Je me pose cette question invraisemblable : faut-il la gagner ?
Le Paris Saint-Germain l’attend depuis 50 ans. Sa première participation en Coupe des Clubs Champions, en 1985/1986, fut une brève mise en bouche, éliminé au premier tour. Une décennie plus tard, la seconde apparition fut une extraordinaire épopée, avec une élimination honorable en avril 1995 au stade des demi-finales, contre le Milan AC. Cette année-là nous y avions vraiment cru. Ce fut la première, et peut-être même la seule fois. Depuis 2012 et la prise en main qatarie, nous sommes persuadés que nous allons la gagner un jour, mais nous n’avons à aucun moment approché du Graal. Il s’agit pourtant de notre huitième campagne d’affilée et nous n’avons jamais atteint les demi-finales. 1995 est une exception, notre seule fois à cette hauteur de la compétition. Depuis trois saisons nous n’avons même pas passé les huitièmes, avec les diverses infortunes que tout le monde connait, pas besoin de les rappeler.
Et si 2020 était la bonne année ? Cette saison, fini le syndrome des huitièmes, nous sommes passés sans encombre et le match aller au Borussia n’est plus qu’un vague souvenir sans importance. Voilà que nous nous remettons à rêver à voix haute. Nous n’aurions quasiment jamais été aussi forts, aussi complets dans toutes les lignes, aussi sûrs de nos qualités, aussi aidés par un Neymar motivé et que partiellement blessé. Certes, cinq mois sans compétition officielle sera un handicap face à des adversaires qui auront tous repris la compétition en juin.

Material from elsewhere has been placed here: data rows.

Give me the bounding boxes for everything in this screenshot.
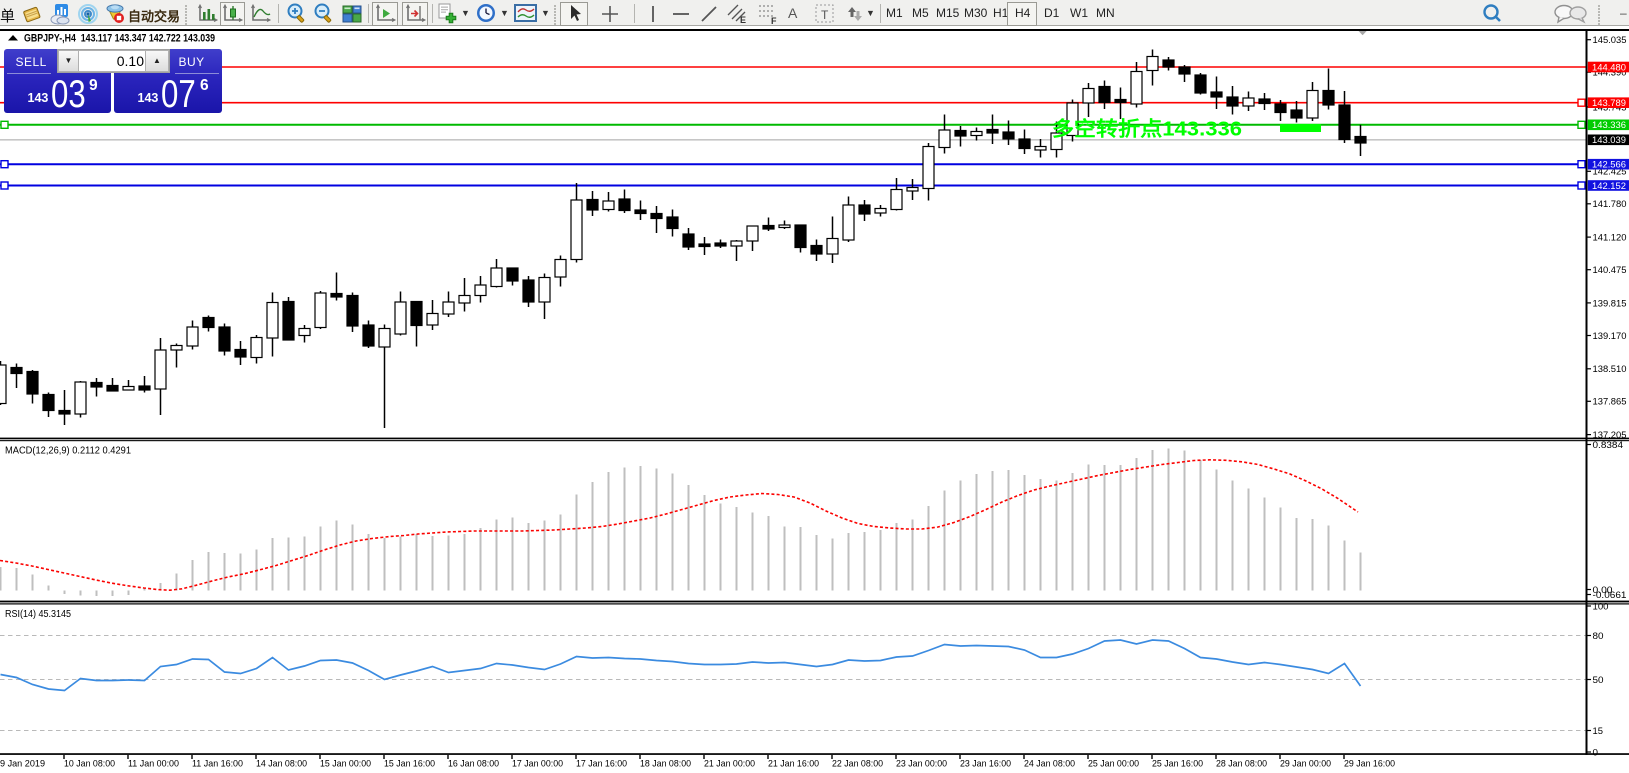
svg-text:80: 80 — [1593, 631, 1604, 642]
svg-text:-0.0661: -0.0661 — [1593, 590, 1627, 601]
svg-text:17 Jan 00:00: 17 Jan 00:00 — [512, 758, 563, 769]
svg-text:143.789: 143.789 — [1592, 98, 1626, 108]
svg-text:E: E — [740, 15, 746, 25]
svg-text:T: T — [821, 8, 829, 22]
svg-text:23 Jan 16:00: 23 Jan 16:00 — [960, 758, 1011, 769]
svg-text:145.035: 145.035 — [1593, 35, 1627, 46]
svg-text:9 Jan 2019: 9 Jan 2019 — [0, 758, 45, 769]
svg-text:15 Jan 00:00: 15 Jan 00:00 — [320, 758, 371, 769]
svg-text:0: 0 — [1593, 747, 1599, 758]
svg-text:137.205: 137.205 — [1593, 430, 1627, 441]
svg-text:0.8384: 0.8384 — [1593, 440, 1624, 451]
svg-text:141.780: 141.780 — [1593, 199, 1627, 210]
svg-text:137.865: 137.865 — [1593, 397, 1627, 408]
svg-text:14 Jan 08:00: 14 Jan 08:00 — [256, 758, 307, 769]
svg-text:18 Jan 08:00: 18 Jan 08:00 — [640, 758, 691, 769]
svg-text:140.475: 140.475 — [1593, 265, 1627, 276]
svg-text:11 Jan 00:00: 11 Jan 00:00 — [128, 758, 179, 769]
svg-text:GBPJPY-,H4 143.117 143.347 14: GBPJPY-,H4 143.117 143.347 142.722 143.0… — [24, 33, 215, 45]
svg-text:16 Jan 08:00: 16 Jan 08:00 — [448, 758, 499, 769]
svg-text:28 Jan 08:00: 28 Jan 08:00 — [1216, 758, 1267, 769]
svg-text:24 Jan 08:00: 24 Jan 08:00 — [1024, 758, 1075, 769]
svg-text:50: 50 — [1593, 675, 1604, 686]
svg-text:17 Jan 16:00: 17 Jan 16:00 — [576, 758, 627, 769]
svg-text:144.390: 144.390 — [1593, 68, 1627, 79]
svg-text:143.336: 143.336 — [1592, 120, 1626, 130]
svg-text:141.120: 141.120 — [1593, 233, 1627, 244]
svg-text:142.425: 142.425 — [1593, 167, 1627, 178]
svg-text:23 Jan 00:00: 23 Jan 00:00 — [896, 758, 947, 769]
svg-text:10 Jan 08:00: 10 Jan 08:00 — [64, 758, 115, 769]
svg-text:29 Jan 16:00: 29 Jan 16:00 — [1344, 758, 1395, 769]
svg-text:142.152: 142.152 — [1592, 181, 1626, 191]
svg-text:0.00: 0.00 — [1593, 585, 1613, 596]
svg-text:143.039: 143.039 — [1592, 135, 1626, 145]
svg-text:21 Jan 16:00: 21 Jan 16:00 — [768, 758, 819, 769]
svg-text:25 Jan 00:00: 25 Jan 00:00 — [1088, 758, 1139, 769]
svg-text:139.815: 139.815 — [1593, 298, 1627, 309]
svg-text:142.566: 142.566 — [1592, 160, 1626, 170]
svg-text:29 Jan 00:00: 29 Jan 00:00 — [1280, 758, 1331, 769]
svg-text:RSI(14) 45.3145: RSI(14) 45.3145 — [5, 609, 71, 620]
svg-text:MACD(12,26,9) 0.2112 0.4291: MACD(12,26,9) 0.2112 0.4291 — [5, 446, 131, 457]
svg-text:15 Jan 16:00: 15 Jan 16:00 — [384, 758, 435, 769]
svg-text:138.510: 138.510 — [1593, 364, 1627, 375]
svg-text:11 Jan 16:00: 11 Jan 16:00 — [192, 758, 243, 769]
svg-text:139.170: 139.170 — [1593, 331, 1627, 342]
svg-text:144.480: 144.480 — [1592, 62, 1626, 72]
svg-text:25 Jan 16:00: 25 Jan 16:00 — [1152, 758, 1203, 769]
svg-text:100: 100 — [1593, 601, 1609, 612]
svg-text:21 Jan 00:00: 21 Jan 00:00 — [704, 758, 755, 769]
svg-text:F: F — [771, 16, 777, 25]
svg-text:多空转折点143.336: 多空转折点143.336 — [1052, 117, 1242, 141]
svg-text:15: 15 — [1593, 726, 1604, 737]
svg-text:22 Jan 08:00: 22 Jan 08:00 — [832, 758, 883, 769]
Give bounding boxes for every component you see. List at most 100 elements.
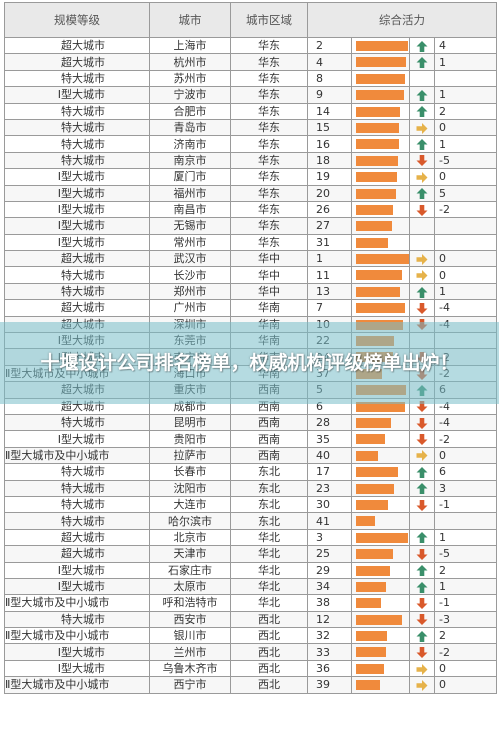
activity-bar <box>356 450 378 461</box>
cell-change: 0 <box>434 118 497 137</box>
cell-bar <box>351 250 410 268</box>
cell-bar <box>351 594 410 612</box>
activity-bar <box>356 188 396 199</box>
cell-level: 特大城市 <box>4 463 150 481</box>
cell-score: 11 <box>307 266 352 284</box>
cell-level: Ⅱ型大城市及中小城市 <box>4 676 150 694</box>
header-city: 城市 <box>149 2 231 38</box>
cell-region: 西北 <box>230 610 308 629</box>
cell-score: 18 <box>307 151 352 170</box>
activity-bar <box>356 549 393 560</box>
cell-change: 0 <box>434 266 497 284</box>
table-row: Ⅱ型大城市及中小城市 银川市 西北 32 2 <box>4 627 497 645</box>
cell-change: 3 <box>434 479 497 497</box>
arrow-down-icon <box>416 204 428 216</box>
cell-level: 特大城市 <box>4 69 150 88</box>
table-row: Ⅰ型大城市 无锡市 华东 27 <box>4 217 497 235</box>
arrow-right-icon <box>416 679 428 691</box>
arrow-right-icon <box>416 270 428 282</box>
cell-bar <box>351 545 410 563</box>
table-row: Ⅰ型大城市 贵阳市 西南 35 -2 <box>4 430 497 448</box>
table-row: 特大城市 沈阳市 东北 23 3 <box>4 479 497 497</box>
cell-level: Ⅰ型大城市 <box>4 659 150 678</box>
cell-city: 济南市 <box>149 135 231 153</box>
cell-change: 2 <box>434 627 497 645</box>
activity-bar <box>356 139 399 150</box>
cell-bar <box>351 495 410 514</box>
cell-region: 华北 <box>230 528 308 547</box>
table-row: 超大城市 天津市 华北 25 -5 <box>4 545 497 563</box>
cell-city: 南昌市 <box>149 200 231 219</box>
cell-bar <box>351 446 410 465</box>
cell-change: 1 <box>434 86 497 104</box>
cell-score: 14 <box>307 102 352 120</box>
cell-bar <box>351 659 410 678</box>
activity-bar <box>356 565 390 576</box>
cell-bar <box>351 102 410 120</box>
cell-bar <box>351 577 410 596</box>
cell-bar <box>351 86 410 104</box>
cell-change: -5 <box>434 545 497 563</box>
activity-bar <box>356 499 388 510</box>
cell-region: 华东 <box>230 53 308 71</box>
activity-bar <box>356 401 405 412</box>
table-row: 特大城市 苏州市 华东 8 <box>4 69 497 88</box>
cell-score: 19 <box>307 168 352 186</box>
cell-bar <box>351 118 410 137</box>
cell-level: Ⅰ型大城市 <box>4 430 150 448</box>
cell-level: 特大城市 <box>4 282 150 301</box>
cell-region: 华中 <box>230 282 308 301</box>
cell-bar <box>351 200 410 219</box>
cell-score: 29 <box>307 561 352 579</box>
cell-change <box>434 69 497 88</box>
cell-city: 南京市 <box>149 151 231 170</box>
table-row: 超大城市 北京市 华北 3 1 <box>4 528 497 547</box>
cell-trend <box>409 184 435 202</box>
table-row: Ⅱ型大城市及中小城市 拉萨市 西南 40 0 <box>4 446 497 465</box>
cell-score: 9 <box>307 86 352 104</box>
activity-bar <box>356 467 398 478</box>
cell-region: 西北 <box>230 676 308 694</box>
activity-bar <box>356 270 402 281</box>
cell-trend <box>409 512 435 530</box>
arrow-right-icon <box>416 450 428 462</box>
table-row: Ⅰ型大城市 石家庄市 华北 29 2 <box>4 561 497 579</box>
cell-bar <box>351 184 410 202</box>
cell-level: Ⅰ型大城市 <box>4 184 150 202</box>
cell-trend <box>409 561 435 579</box>
cell-region: 东北 <box>230 463 308 481</box>
cell-region: 西北 <box>230 627 308 645</box>
cell-region: 华中 <box>230 250 308 268</box>
activity-bar <box>356 155 398 166</box>
cell-score: 13 <box>307 282 352 301</box>
cell-bar <box>351 135 410 153</box>
cell-region: 华东 <box>230 86 308 104</box>
cell-trend <box>409 430 435 448</box>
cell-level: 特大城市 <box>4 512 150 530</box>
cell-region: 西南 <box>230 446 308 465</box>
cell-level: 超大城市 <box>4 36 150 55</box>
cell-score: 16 <box>307 135 352 153</box>
activity-bar <box>356 516 375 527</box>
activity-bar <box>356 204 393 215</box>
cell-trend <box>409 659 435 678</box>
cell-level: 超大城市 <box>4 53 150 71</box>
table-row: 特大城市 昆明市 西南 28 -4 <box>4 413 497 432</box>
table-row: 特大城市 大连市 东北 30 -1 <box>4 495 497 514</box>
cell-trend <box>409 495 435 514</box>
cell-level: 特大城市 <box>4 495 150 514</box>
cell-change: -3 <box>434 610 497 629</box>
cell-change: 2 <box>434 102 497 120</box>
cell-city: 青岛市 <box>149 118 231 137</box>
cell-bar <box>351 168 410 186</box>
cell-level: 超大城市 <box>4 299 150 317</box>
city-activity-table: 规模等级 城市 城市区域 综合活力 超大城市 上海市 华东 2 4 超大城市 杭州市 华东 4 1… <box>4 2 497 694</box>
cell-region: 东北 <box>230 495 308 514</box>
table-row: Ⅰ型大城市 兰州市 西北 33 -2 <box>4 643 497 661</box>
cell-trend <box>409 69 435 88</box>
cell-change: -2 <box>434 643 497 661</box>
cell-score: 17 <box>307 463 352 481</box>
cell-bar <box>351 561 410 579</box>
cell-city: 天津市 <box>149 545 231 563</box>
cell-score: 8 <box>307 69 352 88</box>
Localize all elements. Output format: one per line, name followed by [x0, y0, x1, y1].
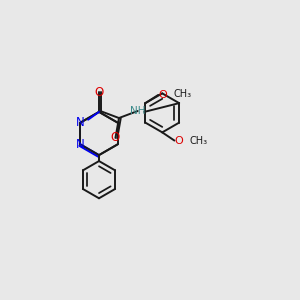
Text: NH: NH	[130, 106, 146, 116]
Text: O: O	[174, 136, 183, 146]
Text: O: O	[111, 131, 120, 144]
Text: O: O	[94, 85, 103, 98]
Text: N: N	[76, 116, 85, 129]
Text: CH₃: CH₃	[174, 89, 192, 99]
Text: N: N	[76, 138, 85, 151]
Text: CH₃: CH₃	[189, 136, 208, 146]
Text: O: O	[158, 90, 167, 100]
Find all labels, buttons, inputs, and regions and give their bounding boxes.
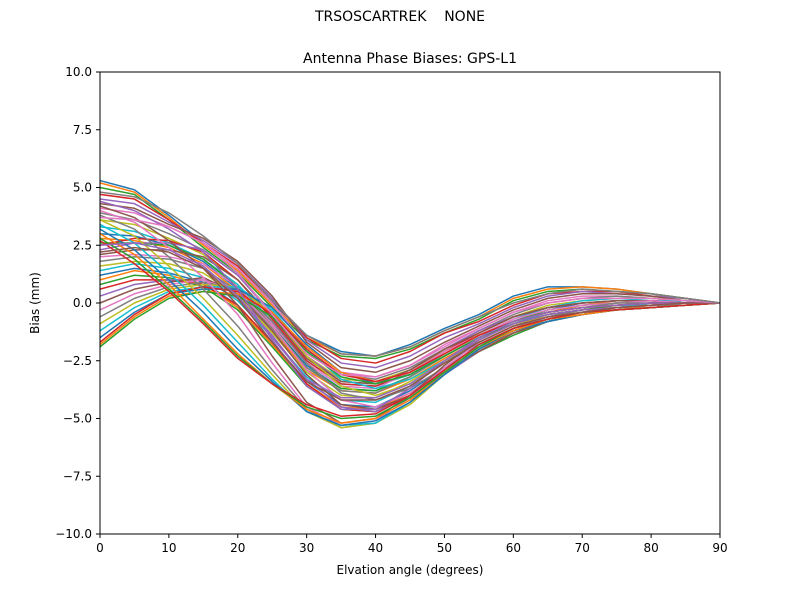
series-line	[99, 216, 721, 378]
series-line	[99, 240, 721, 417]
x-tick-label: 90	[712, 541, 727, 555]
y-tick-label: 0.0	[73, 296, 92, 310]
x-tick-label: 0	[96, 541, 104, 555]
series-line	[99, 202, 721, 374]
x-tick-label: 80	[643, 541, 658, 555]
y-tick-label: −5.0	[63, 412, 92, 426]
x-tick-label: 10	[161, 541, 176, 555]
series-line	[99, 249, 720, 385]
x-tick-label: 60	[506, 541, 521, 555]
series-line	[99, 186, 721, 360]
x-axis: 0 10 20 30 40 50 60 70 80 90	[96, 534, 728, 555]
x-tick-label: 70	[575, 541, 590, 555]
x-tick-label: 40	[368, 541, 383, 555]
x-tick-label: 30	[299, 541, 314, 555]
series-line	[99, 200, 720, 411]
y-axis: −10.0 −7.5 −5.0 −2.5 0.0 2.5 5.0 7.5 10.0	[55, 65, 100, 541]
series-line	[99, 246, 720, 401]
x-tick-label: 20	[230, 541, 245, 555]
y-tick-label: 10.0	[65, 65, 92, 79]
series-line	[99, 219, 721, 429]
y-tick-label: −10.0	[55, 527, 92, 541]
y-axis-label: Bias (mm)	[28, 272, 42, 334]
x-tick-label: 50	[437, 541, 452, 555]
y-tick-label: 7.5	[73, 123, 92, 137]
y-tick-label: 2.5	[73, 238, 92, 252]
figure-suptitle: TRSOSCARTREK NONE	[314, 9, 486, 25]
y-tick-label: −7.5	[63, 469, 92, 483]
y-tick-label: 5.0	[73, 181, 92, 195]
x-axis-label: Elvation angle (degrees)	[337, 563, 484, 577]
plot-lines	[99, 179, 721, 429]
series-line	[99, 191, 721, 357]
y-tick-label: −2.5	[63, 354, 92, 368]
chart-title: Antenna Phase Biases: GPS-L1	[303, 51, 517, 67]
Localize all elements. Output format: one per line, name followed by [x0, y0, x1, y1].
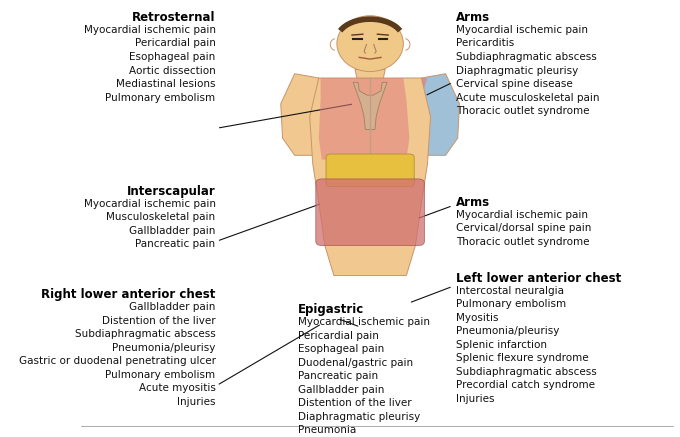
- Text: Diaphragmatic pleurisy: Diaphragmatic pleurisy: [298, 412, 420, 422]
- Text: Acute myositis: Acute myositis: [139, 383, 216, 393]
- Text: Acute musculoskeletal pain: Acute musculoskeletal pain: [456, 93, 599, 103]
- Text: Myocardial ischemic pain: Myocardial ischemic pain: [456, 210, 588, 220]
- Text: Interscapular: Interscapular: [126, 185, 216, 198]
- Text: Injuries: Injuries: [177, 397, 216, 407]
- Text: Gastric or duodenal penetrating ulcer: Gastric or duodenal penetrating ulcer: [18, 356, 216, 366]
- Text: Pericardial pain: Pericardial pain: [135, 38, 216, 49]
- Text: Distention of the liver: Distention of the liver: [102, 316, 216, 326]
- Text: Pulmonary embolism: Pulmonary embolism: [105, 93, 216, 103]
- Text: Splenic infarction: Splenic infarction: [456, 340, 547, 350]
- Polygon shape: [281, 74, 325, 155]
- Text: Pericardial pain: Pericardial pain: [298, 330, 379, 340]
- Text: Diaphragmatic pleurisy: Diaphragmatic pleurisy: [456, 66, 578, 76]
- Polygon shape: [415, 74, 460, 155]
- Text: Aortic dissection: Aortic dissection: [129, 66, 216, 76]
- Polygon shape: [309, 78, 430, 276]
- Text: Subdiaphragmatic abscess: Subdiaphragmatic abscess: [456, 367, 596, 377]
- Text: Myocardial ischemic pain: Myocardial ischemic pain: [456, 25, 588, 35]
- Text: Precordial catch syndrome: Precordial catch syndrome: [456, 380, 595, 390]
- Text: Subdiaphragmatic abscess: Subdiaphragmatic abscess: [75, 329, 216, 339]
- Text: Pericarditis: Pericarditis: [456, 38, 514, 49]
- Polygon shape: [353, 82, 387, 129]
- Text: Arms: Arms: [456, 11, 490, 24]
- FancyBboxPatch shape: [326, 154, 414, 187]
- FancyBboxPatch shape: [316, 179, 424, 246]
- Text: Cervical spine disease: Cervical spine disease: [456, 79, 573, 89]
- Text: Myocardial ischemic pain: Myocardial ischemic pain: [84, 199, 216, 209]
- Text: Myocardial ischemic pain: Myocardial ischemic pain: [298, 317, 430, 327]
- Text: Epigastric: Epigastric: [298, 303, 364, 316]
- Polygon shape: [319, 78, 409, 160]
- Text: Myositis: Myositis: [456, 313, 498, 323]
- Text: Musculoskeletal pain: Musculoskeletal pain: [106, 212, 216, 222]
- Text: Pneumonia/pleurisy: Pneumonia/pleurisy: [456, 326, 559, 336]
- Polygon shape: [407, 78, 428, 117]
- Text: Pancreatic pain: Pancreatic pain: [298, 371, 378, 381]
- Ellipse shape: [337, 16, 403, 72]
- Text: Cervical/dorsal spine pain: Cervical/dorsal spine pain: [456, 223, 591, 233]
- Text: Gallbladder pain: Gallbladder pain: [129, 226, 216, 236]
- Text: Pulmonary embolism: Pulmonary embolism: [456, 299, 566, 309]
- Text: Mediastinal lesions: Mediastinal lesions: [116, 79, 216, 89]
- Text: Pancreatic pain: Pancreatic pain: [135, 239, 216, 250]
- Text: Subdiaphragmatic abscess: Subdiaphragmatic abscess: [456, 52, 596, 62]
- Text: Gallbladder pain: Gallbladder pain: [129, 302, 216, 312]
- Polygon shape: [355, 69, 385, 78]
- Text: Pneumonia/pleurisy: Pneumonia/pleurisy: [112, 343, 216, 353]
- Text: Splenic flexure syndrome: Splenic flexure syndrome: [456, 353, 588, 363]
- Text: Pneumonia: Pneumonia: [298, 425, 356, 435]
- Text: Distention of the liver: Distention of the liver: [298, 398, 411, 408]
- Text: Injuries: Injuries: [456, 394, 494, 404]
- Text: Thoracic outlet syndrome: Thoracic outlet syndrome: [456, 237, 590, 247]
- Text: Arms: Arms: [456, 196, 490, 209]
- Text: Duodenal/gastric pain: Duodenal/gastric pain: [298, 357, 413, 368]
- Text: Thoracic outlet syndrome: Thoracic outlet syndrome: [456, 106, 590, 116]
- Text: Pulmonary embolism: Pulmonary embolism: [105, 370, 216, 380]
- Text: Left lower anterior chest: Left lower anterior chest: [456, 272, 621, 285]
- Text: Right lower anterior chest: Right lower anterior chest: [41, 288, 216, 302]
- Text: Gallbladder pain: Gallbladder pain: [298, 385, 384, 395]
- Text: Myocardial ischemic pain: Myocardial ischemic pain: [84, 25, 216, 35]
- Text: Esophageal pain: Esophageal pain: [298, 344, 384, 354]
- Text: Intercostal neuralgia: Intercostal neuralgia: [456, 286, 564, 296]
- Text: Esophageal pain: Esophageal pain: [129, 52, 216, 62]
- Text: Retrosternal: Retrosternal: [132, 11, 216, 24]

Mais n’est ce pas quand on ne l’attend pas que l’équipe parisienne est la plus surprenante ? Tout est permis, même les rêves les plus fous. Pourtant, je sens monter en moi une certaine appréhension. Mes certitudes sont ébranlées. La situation me rend perplexe.
Voilà qu’une perspective de victoire suprême m’empêche de dormir. Et si cette Ligue des Champions Corona, il ne fallait pas la gagner ? Je vois déjà les qualificatifs jaillirent dans les journaux. Cette Ligue des Champions remodelée, déportée au mois d’août, allégée de plusieurs matchs, conclue en forme de Final 8 décidé en cours de route, centralisée dans une seule ville, avec des matchs à huis-clos ou à la jauge très réduite, sera une Coupe au rabais. Le mot est lâché. Rabais, ou dévalorisée, déconsidérée, dépréciée, sacrifiée, autant de discrédit qui colleront au vainqueur de cette édition insolite. Nous aimons tellement tendre notre joue pour nous faire baffer, que cette issue me paraît presque évidente. Je perçois déjà la crainte d’être critiqué, de dire que nous ne sommes pas capables de gagner une Ligue des Champions sauf celle qui est galvaudée. L’image est importante de nos jours, nos dirigeants ne vivent même que pour ça. Notre fierté d’enfin remporter cette Coupe tant désirée ne serait-elle pas altérée ? Les critiques de nos opposants, que dis-je, de nos ennemis, seraient acerbes. Une victoire, même la plus belle, ne peut pas être appréciée à sa juste valeur si elle est raillée par tous. Une première fois ça ne se rate pas.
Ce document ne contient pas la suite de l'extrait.